Today is the shortest day. From now on the days theoretically lengthen, though as sunset slips later than today's 15.47 over Colchester, sunrise gets later as well, so that by the end of the month we'll have only five minutes extra daylight. By the end of January we'll have an hour and twenty minutes more, and by the June solstice nearly nine hours of extra light. It's a turning point in the year, to be celebrated if you like being outside. Not that evenings by the fire aren't very nice.
The pudding worked fine and I can now reveal that it was a Lancastrian lemon tart, taken from a clipping out of the FT that I've had stuck in my cooking file for many years without ever having made it before. I failed to write down either the date or the name of the journalist, but I recognise it as being the Financial Times from the pink paper, and the general house style. You didn't get a colour photo of a detail from a still life with game fowl, fruit and vegetables by Juan Sanchez Cotan in the Evening Standard.
It is a multi-layered pudding, but very straightforward as long as you can start long enough in advance to allow for all the stages, and it has the great advantage for entertaining that it is good cold, so can be made in advance. You line a ten inch flan dish with shortcrust pastry and bake blind, then allow to cool completely. I pricked the bottom of my pastry all over with a fork like Long Lankin pricking all over with a pin, and the bottom still ballooned up in cooking.

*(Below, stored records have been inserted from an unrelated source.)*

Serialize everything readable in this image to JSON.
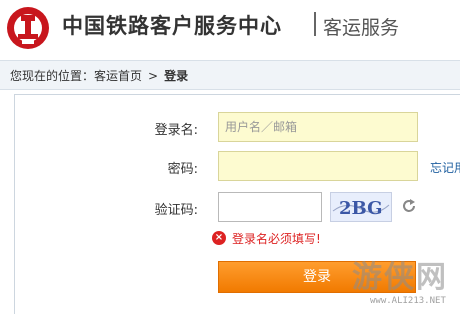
{
  "header": {
    "title": "中国铁路客户服务中心",
    "subtitle": "客运服务"
  },
  "breadcrumb": {
    "prefix": "您现在的位置：",
    "home": "客运首页",
    "separator": ">",
    "current": "登录"
  },
  "form": {
    "username_label": "登录名:",
    "username_placeholder": "用户名／邮箱",
    "password_label": "密码:",
    "password_value": "",
    "forgot_link": "忘记用",
    "captcha_label": "验证码:",
    "captcha_value": "",
    "captcha_image_text": "2BG",
    "error_icon": "×",
    "error_message": "登录名必须填写!",
    "login_button": "登录"
  },
  "watermark": {
    "text": "游侠网",
    "url": "www.ALI213.NET"
  },
  "colors": {
    "accent_orange": "#f17a00",
    "error_red": "#dd2222",
    "field_yellow": "#fdfbd0",
    "logo_red": "#c8161d"
  }
}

Following which I poked a hole in it to allow the steam to escape and tried to push it down, then worried that the filling would leak through the hole and I'd end up with a soggy bottom. The recipe suggests six to eight ounces of pastry for a dish of that size, which is about right. I used seven and a half, being five plus half of five, and wouldn't fancy my chances lifting the sheet of pastry intact if I'd gone down to six ounces in total. All of these amounts are finished weight of pastry, unlike some old books that give the weight of flour to use in making the pastry.
You cover the cooled, cooked pastry with a layer of home made lemon curd. The recipe is emphatic that it must be home made, for both taste and texture (I am beginning to think the author must have been Philippa Davenport. That sounds like her). Lemon curd is not difficult, although as the article doesn't tell you how to make it you need a book, or the internet. I halved the quantities given in The Good Housekeepering Complete Book of Preserving, and used two lemons, two eggs, two ounces of butter and six ounces of caster sugar. Grate and squeeze the lemons, add the juice and rind to the other ingredients and cook gently in a double boiler until it looks done. Which is when it coats the back of your wooden spoon. I think gently is the key word, otherwise I'm not sure what I'd do with sweetened lemon flavoured scrambled egg. You put it through a sieve before it cools, which gets out any stringy bits of egg white or lumps of rind, and it sets as it cools.
On top of the lemon curd you add an almond sponge made with four ounces of unsalted butter, four of caster sugar, four of ground almonds, two eggs, and the grated rind and two teaspoons of juice from another lemon. I disobeyed the injunction to grind my own almonds, on the grounds that life was too short. You dice the butter, just melt it, stir in the sugar and then the almonds and finally the eggs and lemon. The tart is cooked in a hottish oven. The recipe said thirty-five minutes at 200 C or gas mark 6, but we don't do gas marks or degrees, and I thought that over half an hour in a fairly hot oven sounded like a recipe for burned sponge, so our tart got twenty minutes at the bottom of the top Aga oven, and another ten towards the top of the bottom oven. The surface was a shade darker than I'd have liked, and could have done with a minute or two less, but it wasn't burned.
Lemon curd keeps for up to a month in the fridge, so I made the curd on Friday and the rest of the tart on Saturday for lunch on Sunday. It is a good tart, and as I said very handy if you want something you can do in advance. The other recipe in the same article was for a Belvoir lemon pudding which included the last minute addition of beaten egg white with diced dessert apple stirred into it and cooked for three minutes until just set. Which all sounds very nice, but when I invite people for lunch I'd like to talk to them, not disappear for ten minutes in the middle of the meal to mess around with meringues.
Addendum The electronic mouse zapper in the garage didn't catch anything last night, so I moved it to the greenhouse where mice have eaten the leaves off all my pots of Muscari. I had caught one in the greenhouse, though, which drowned in the watering can. I found its floating corpse like Kevin Spacey in American Beauty.